One solution, he said, is to move away from the one-size-fits-all approach used by many security system vendors.
"You can work with local patterns, peer patterns, and industry-wide patterns, and update them at different rates," he said.
Masergy uses a certain number of global factors to look for the likelihood that something suspicious is happening, then combines it with unique local indicators.
A global system can only look at at a limited number of inputs, he said. "There is only so much space. I look for the features that occur most often."
The additional local focus allows the addition of many more inputs, he said. "In the local model, I don't have to compress them down to the smaller set of features."
That allows not only for uniqueness, but for much better accuracy, as well, he said.
The combined local and global approach is also the one used by Acuity Solutions, which makes the BluVector appliance that uses machine learning to detect cyber threats.

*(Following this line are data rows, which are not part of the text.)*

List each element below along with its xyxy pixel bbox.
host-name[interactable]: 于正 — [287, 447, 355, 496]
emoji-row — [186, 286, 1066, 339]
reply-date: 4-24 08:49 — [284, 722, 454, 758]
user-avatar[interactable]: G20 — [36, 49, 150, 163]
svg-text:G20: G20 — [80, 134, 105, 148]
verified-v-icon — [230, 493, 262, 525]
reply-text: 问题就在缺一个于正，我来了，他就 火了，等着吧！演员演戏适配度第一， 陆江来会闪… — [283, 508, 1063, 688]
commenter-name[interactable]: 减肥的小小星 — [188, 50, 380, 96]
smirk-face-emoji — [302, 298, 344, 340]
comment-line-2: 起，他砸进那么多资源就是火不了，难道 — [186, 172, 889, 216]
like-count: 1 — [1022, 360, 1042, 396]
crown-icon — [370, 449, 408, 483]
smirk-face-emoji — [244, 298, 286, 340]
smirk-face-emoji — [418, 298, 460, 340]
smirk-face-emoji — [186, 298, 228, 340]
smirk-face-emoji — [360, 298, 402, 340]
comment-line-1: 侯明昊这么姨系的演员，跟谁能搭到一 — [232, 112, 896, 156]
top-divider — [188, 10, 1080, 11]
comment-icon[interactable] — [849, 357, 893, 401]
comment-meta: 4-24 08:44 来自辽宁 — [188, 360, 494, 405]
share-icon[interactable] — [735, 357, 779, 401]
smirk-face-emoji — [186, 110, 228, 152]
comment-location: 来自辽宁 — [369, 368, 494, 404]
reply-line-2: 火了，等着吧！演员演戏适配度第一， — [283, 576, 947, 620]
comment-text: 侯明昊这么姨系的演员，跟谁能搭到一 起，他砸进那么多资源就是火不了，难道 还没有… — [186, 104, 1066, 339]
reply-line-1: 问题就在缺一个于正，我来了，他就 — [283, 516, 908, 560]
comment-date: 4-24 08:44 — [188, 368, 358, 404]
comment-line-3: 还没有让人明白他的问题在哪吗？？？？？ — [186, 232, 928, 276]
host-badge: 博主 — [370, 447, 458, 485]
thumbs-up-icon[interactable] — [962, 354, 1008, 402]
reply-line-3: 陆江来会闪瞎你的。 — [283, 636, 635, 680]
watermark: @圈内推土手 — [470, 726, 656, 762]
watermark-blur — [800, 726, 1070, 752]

Based on an advanced research program for U.S. government agencies, the system starts out with years of good software and learns what benign code looks like.
"Our engine is good at looking at a piece of code and saying, this piece of code has the absence of features that you would expect to see in benign code," said Acuity CEO Kris Lovejoy.
But then it also incorporates new learning from individual customers.
"We have pre-trained our engine before we give it to our customer, and then from that point on, it's almost like the child has left the nest, and it will continue to learn within the customer's environment," she said.
The main engine also gets updates quarterly based on global data, but the unique, customer-specific data isn't shared across the system.
That makes each deployment of the product slightly different, and customized for each particular customer. Even if the attacker buys a copy of the system and finds code that bypasses it, it won't do them any good.
"It's a moving defense, impossible to reverse engineer because those technologies are specific to your environment," said Lovejoy.